In what ways will the code vary in the future? Which code will be easiest to add to?

If you are going to have lots of per-item exceptions, then you don't want a full function for each case (priceUpdate, specialPriceUpdate, anotherUpdateFunction, ...). You'll want one function that can vary the computation according to parameters.

On the other hand, if you're going to be changing the way the items are counted, you might want an updateCount function that takes in a delta.

Alternatively, if you'll be adding lots of different adjustments (maybe color, size, style, etc.), then you might want to change the way those are represented.
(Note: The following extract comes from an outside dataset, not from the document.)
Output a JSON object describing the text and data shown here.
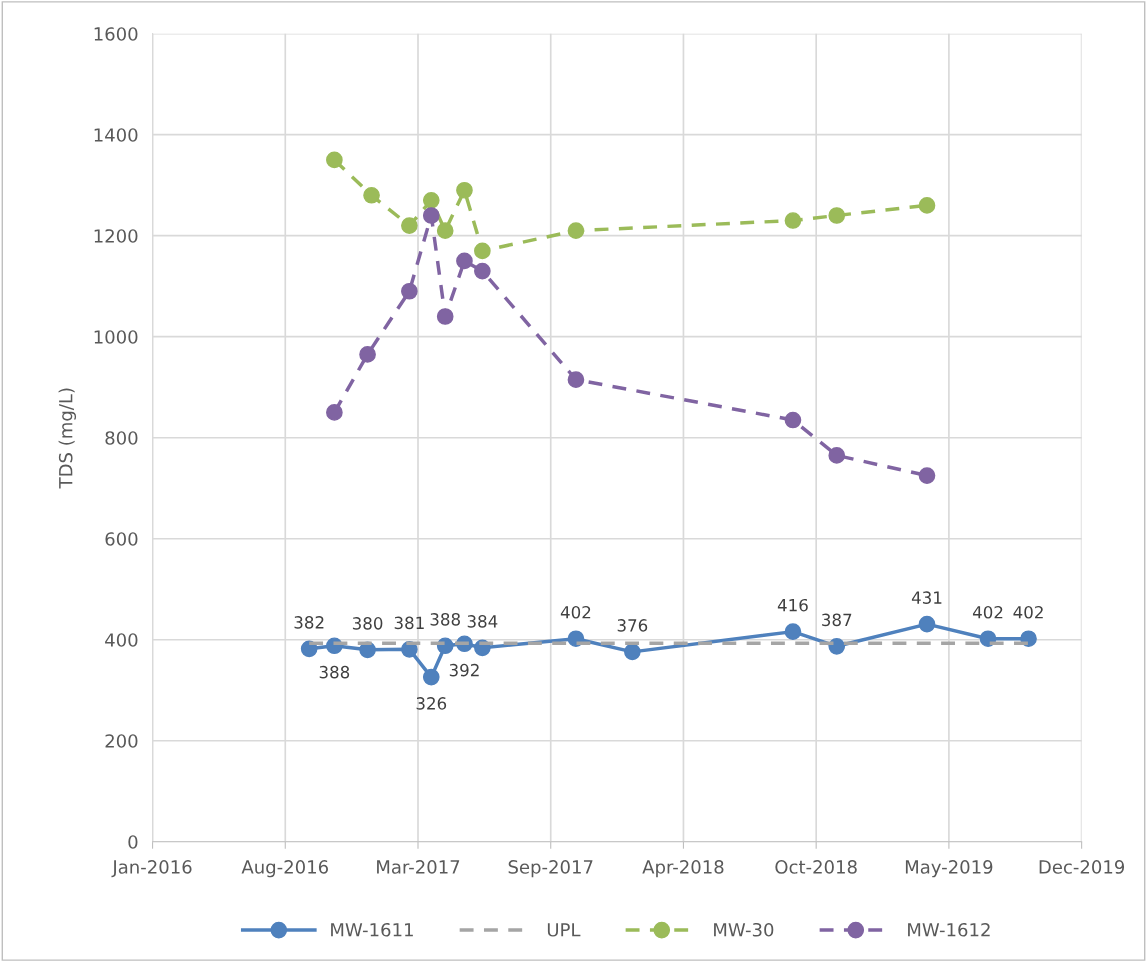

I guess my answer is that it's okay to have bounded structural duplication. Adding and removing an item are meaningfully different, and I doubt you're going to be getting anything else that would use the same pattern. If you're making an abstraction and can't think of anywhere else it would be used, then stop.

Also, as a bit of concrete advice, having a getItemCount function to encapsulate JSON.parse(sessionStorage.getItem("counter")) would get rid of that duplication, and then addItem and removeItem can just use addition and subtraction. I can imagine lots of times you would want to get the item count (like in updatePrice).